Step 1) Compare the Whole Number Part

The first step to compare two mixed numbers is to look at the whole number part of each. For instance, if you have 3 1/2 and 2 3/4, the whole numbers are 3 and 2 respectively. Since 3 is greater than 2, we can say that 3 1/2 is greater than 2 3/4, without needing to compare the fractional parts.

Step 2) Compare the Fractional Part if Whole Numbers are Equal

What if the whole numbers are the same? In that case, you need to compare the fractional parts. If you have 3 1/2 and 3 3/4, the whole numbers are both 3. So, we look at the fractions, 1/2 and 3/4. Here, 3/4 is greater than 1/2, so 3 3/4 is greater than 3 1/2.

Step 3) Make Denominators the Same, if Necessary

But how do you compare fractions if they don’t have the same denominator? You have to find a common denominator. For example, let’s compare 2 1/2 and 2 2/3. The whole numbers are equal, so we look at the fractions. But the denominators, 2 and 3, are not the same.

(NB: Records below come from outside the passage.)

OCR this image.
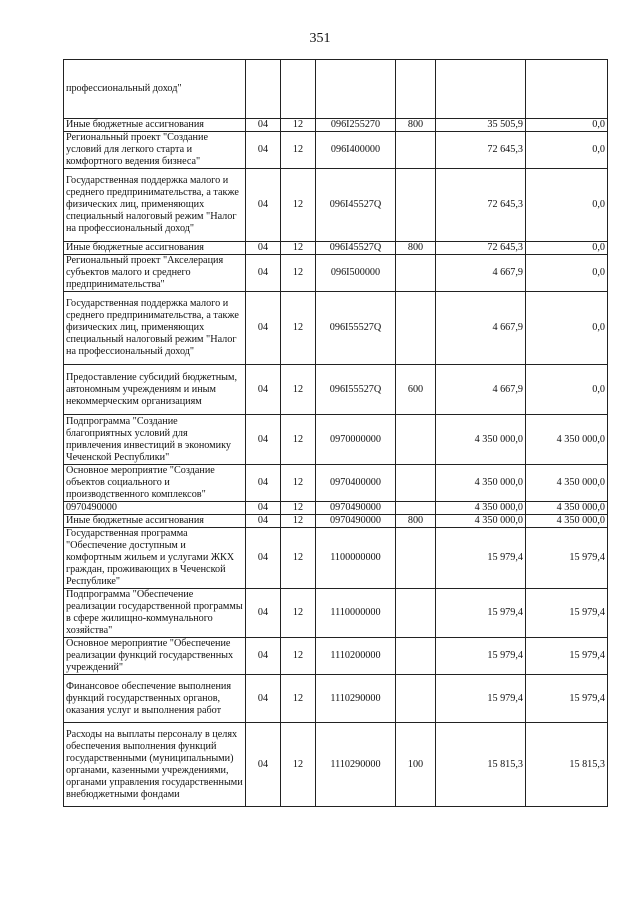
351
профессиональный доход"						
Иные бюджетные ассигнования	04	12	096I255270	800	35 505,9	0,0
Региональный проект "Создание условий для легкого старта и комфортного ведения бизнеса"	04	12	096I400000		72 645,3	0,0
Государственная поддержка малого и среднего предпринимательства, а также физических лиц, применяющих специальный налоговый режим "Налог на профессиональный доход"	04	12	096I45527Q		72 645,3	0,0
Иные бюджетные ассигнования	04	12	096I45527Q	800	72 645,3	0,0
Региональный проект "Акселерация субъектов малого и среднего предпринимательства"	04	12	096I500000		4 667,9	0,0
Государственная поддержка малого и среднего предпринимательства, а также физических лиц, применяющих специальный налоговый режим "Налог на профессиональный доход"	04	12	096I55527Q		4 667,9	0,0
Предоставление субсидий бюджетным, автономным учреждениям и иным некоммерческим организациям	04	12	096I55527Q	600	4 667,9	0,0
Подпрограмма "Создание благоприятных условий для привлечения инвестиций в экономику Чеченской Республики"	04	12	0970000000		4 350 000,0	4 350 000,0
Основное мероприятие "Создание объектов социального и производственного комплексов"	04	12	0970400000		4 350 000,0	4 350 000,0
0970490000	04	12	0970490000		4 350 000,0	4 350 000,0
Иные бюджетные ассигнования	04	12	0970490000	800	4 350 000,0	4 350 000,0
Государственная программа "Обеспечение доступным и комфортным жильем и услугами ЖКХ граждан, проживающих в Чеченской Республике"	04	12	1100000000		15 979,4	15 979,4
Подпрограмма "Обеспечение реализации государственной программы в сфере жилищно-коммунального хозяйства"	04	12	1110000000		15 979,4	15 979,4
Основное мероприятие "Обеспечение реализации функций государственных учреждений"	04	12	1110200000		15 979,4	15 979,4
Финансовое обеспечение выполнения функций государственных органов, оказания услуг и выполнения работ	04	12	1110290000		15 979,4	15 979,4
Расходы на выплаты персоналу в целях обеспечения выполнения функций государственными (муниципальными) органами, казенными учреждениями, органами управления государственными внебюджетными фондами	04	12	1110290000	100	15 815,3	15 815,3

A common denominator for 2 and 3 is 6. We convert each fraction to an equivalent fraction with a denominator of 6:

1/2 becomes 3/6 (multiply the numerator and denominator by 3)

2/3 becomes 4/6 (multiply the numerator and denominator by 2)

So, now you’re comparing 2 3/6 and 2 4/6. It’s clear that 4/6 is larger than 3/6, so 2 2/3 is larger than 2 1/2.

Step 4) Convert to Improper Fractions or Decimals (if needed)

Sometimes, converting the mixed numbers to improper fractions or decimals can make the comparison easier. This is especially true for complex problems or if the numbers are difficult to compare at a glance.

An improper fraction is a fraction in which the numerator is greater than or equal to the denominator. For example, to convert 2 1/2 to an improper fraction, you would multiply the whole number part by the denominator of the fraction, then add the numerator, resulting in 5/2.

To convert a mixed number to a decimal, you divide the numerator of the fraction by the denominator and add the whole number. For example, 2 1/2 would become 2.5 as a decimal.

These conversions can simplify the process of comparing mixed numbers, especially if you’re comfortable with fractions or decimals.